Comtes Denken brachte Ribot in eine schwere Zwickmühle, denn der Begründer des Positivismus glaubte, dass der psychologischen Erkenntnis ein unlösbares Problem zugrunde lag. Psychologen bauten auf Selbstbeobachtungen, um Dinge wie Gedanken, Gefühle und Begehren aufzudecken. Genau solche innere Beobachtungen – das Wissen, das von einem sich selbst beobachtenden Geist stammte – erzeugten Subjektivität. Daher kam Comte zu dem Schluss, dass die Psychologie niemals objektiv sein könne, und seine kurze Bestandsaufnahme früherer Bemühungen schien diese vernichtende Feststellung zu stützen:

»Nach zweitausend Jahren des psychologischen Strebens ist kein einziges für ihre Anhänger befriedigendes Theorem aufgestellt worden. Bis zum heutigen Tag spalten sie sich in eine Vielzahl von Schulen auf und streiten sich noch immer über die absoluten Grundbegriffe ihrer Lehre. Diese innere Beobachtung lässt fast so viele Theorien entstehen, wie es Beobachter gibt« (ebd., S. 33).

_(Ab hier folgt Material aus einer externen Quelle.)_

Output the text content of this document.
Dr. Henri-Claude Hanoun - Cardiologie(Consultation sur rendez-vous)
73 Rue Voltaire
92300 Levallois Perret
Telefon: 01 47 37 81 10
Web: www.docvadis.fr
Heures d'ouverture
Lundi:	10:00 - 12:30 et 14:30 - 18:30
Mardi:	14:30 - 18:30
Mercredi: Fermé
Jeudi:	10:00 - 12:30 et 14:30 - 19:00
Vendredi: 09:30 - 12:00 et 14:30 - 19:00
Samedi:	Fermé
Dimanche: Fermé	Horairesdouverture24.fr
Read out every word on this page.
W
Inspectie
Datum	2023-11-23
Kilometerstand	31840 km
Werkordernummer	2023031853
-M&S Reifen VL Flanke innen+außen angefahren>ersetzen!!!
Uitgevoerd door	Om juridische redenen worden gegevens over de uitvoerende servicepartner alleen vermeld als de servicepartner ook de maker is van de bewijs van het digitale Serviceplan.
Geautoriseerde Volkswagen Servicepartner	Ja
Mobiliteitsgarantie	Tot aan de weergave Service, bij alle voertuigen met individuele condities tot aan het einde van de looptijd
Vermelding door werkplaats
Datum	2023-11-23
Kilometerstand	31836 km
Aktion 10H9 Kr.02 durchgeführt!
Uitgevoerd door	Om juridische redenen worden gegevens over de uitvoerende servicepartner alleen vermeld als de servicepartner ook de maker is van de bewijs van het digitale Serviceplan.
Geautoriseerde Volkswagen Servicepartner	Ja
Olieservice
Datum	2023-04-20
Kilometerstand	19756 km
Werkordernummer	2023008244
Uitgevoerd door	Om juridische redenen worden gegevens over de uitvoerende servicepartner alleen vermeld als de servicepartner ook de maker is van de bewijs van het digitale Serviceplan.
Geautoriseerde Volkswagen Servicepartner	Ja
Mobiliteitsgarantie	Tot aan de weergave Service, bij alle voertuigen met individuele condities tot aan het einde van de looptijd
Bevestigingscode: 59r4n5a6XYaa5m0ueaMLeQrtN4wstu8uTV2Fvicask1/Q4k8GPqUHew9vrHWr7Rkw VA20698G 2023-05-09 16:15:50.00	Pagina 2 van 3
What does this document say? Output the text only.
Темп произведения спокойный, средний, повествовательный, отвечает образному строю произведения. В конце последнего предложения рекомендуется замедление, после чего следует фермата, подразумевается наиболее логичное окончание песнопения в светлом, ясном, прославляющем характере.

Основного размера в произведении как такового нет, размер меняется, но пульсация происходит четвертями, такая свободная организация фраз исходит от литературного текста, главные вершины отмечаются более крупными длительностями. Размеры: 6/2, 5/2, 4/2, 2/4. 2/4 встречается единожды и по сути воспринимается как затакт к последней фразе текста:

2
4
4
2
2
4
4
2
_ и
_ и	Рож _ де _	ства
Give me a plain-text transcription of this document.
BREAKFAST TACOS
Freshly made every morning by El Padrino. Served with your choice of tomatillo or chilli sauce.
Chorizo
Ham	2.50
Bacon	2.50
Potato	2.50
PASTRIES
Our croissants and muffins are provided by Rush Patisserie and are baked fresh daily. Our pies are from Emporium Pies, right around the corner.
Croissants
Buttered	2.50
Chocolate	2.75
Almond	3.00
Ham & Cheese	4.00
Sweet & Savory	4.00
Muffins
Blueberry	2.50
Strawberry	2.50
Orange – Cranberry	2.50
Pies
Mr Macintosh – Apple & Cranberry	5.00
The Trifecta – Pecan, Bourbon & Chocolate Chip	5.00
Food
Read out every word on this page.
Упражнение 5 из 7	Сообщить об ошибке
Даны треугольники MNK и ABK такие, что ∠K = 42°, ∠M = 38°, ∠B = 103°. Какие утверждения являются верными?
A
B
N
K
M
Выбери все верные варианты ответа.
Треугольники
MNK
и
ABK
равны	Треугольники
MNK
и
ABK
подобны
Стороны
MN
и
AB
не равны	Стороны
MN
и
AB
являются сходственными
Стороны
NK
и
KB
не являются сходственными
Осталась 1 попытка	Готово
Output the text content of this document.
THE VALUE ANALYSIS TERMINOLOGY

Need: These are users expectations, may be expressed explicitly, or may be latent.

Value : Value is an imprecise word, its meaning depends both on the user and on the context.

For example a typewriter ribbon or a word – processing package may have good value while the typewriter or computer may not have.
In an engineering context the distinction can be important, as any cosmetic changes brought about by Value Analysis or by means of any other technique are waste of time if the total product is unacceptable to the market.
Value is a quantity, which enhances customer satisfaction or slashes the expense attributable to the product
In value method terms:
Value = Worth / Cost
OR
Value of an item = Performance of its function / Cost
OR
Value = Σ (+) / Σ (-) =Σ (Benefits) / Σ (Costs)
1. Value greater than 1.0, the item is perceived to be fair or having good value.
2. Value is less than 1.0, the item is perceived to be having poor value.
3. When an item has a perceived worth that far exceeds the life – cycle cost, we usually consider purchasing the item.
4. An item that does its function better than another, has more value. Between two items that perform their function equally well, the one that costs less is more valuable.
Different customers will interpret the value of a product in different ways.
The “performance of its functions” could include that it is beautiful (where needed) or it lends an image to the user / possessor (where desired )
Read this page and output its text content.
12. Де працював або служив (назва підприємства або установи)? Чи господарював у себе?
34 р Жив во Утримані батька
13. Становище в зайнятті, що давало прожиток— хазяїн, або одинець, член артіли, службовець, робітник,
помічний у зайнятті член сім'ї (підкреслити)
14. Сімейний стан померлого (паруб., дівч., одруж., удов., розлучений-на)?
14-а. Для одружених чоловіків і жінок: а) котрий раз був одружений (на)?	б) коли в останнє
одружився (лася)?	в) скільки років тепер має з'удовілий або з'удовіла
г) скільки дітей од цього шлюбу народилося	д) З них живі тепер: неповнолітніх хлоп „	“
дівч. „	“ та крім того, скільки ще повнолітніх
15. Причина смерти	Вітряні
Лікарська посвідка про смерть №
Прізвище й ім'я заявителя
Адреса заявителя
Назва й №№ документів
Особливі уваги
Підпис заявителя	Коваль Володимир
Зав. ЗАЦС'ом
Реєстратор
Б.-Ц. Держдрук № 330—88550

In der zweiten Hälfte des 19. Jahrhunderts musste jeder, der versuchte, die Grundlagen für eine wissenschaftliche Psychologie zu schaffen – John Stuart Mill in England, Franz Brentano in Österreich und William James in den Vereinigten Staaten eingeschlossen –, gegen Auguste Comtes niederschmetternde Anklage antreten.
mehr:
- George Makari, Revolution der Seele – Die Geburt der Psychoanalyse (FaustKultur, 21.12.2011)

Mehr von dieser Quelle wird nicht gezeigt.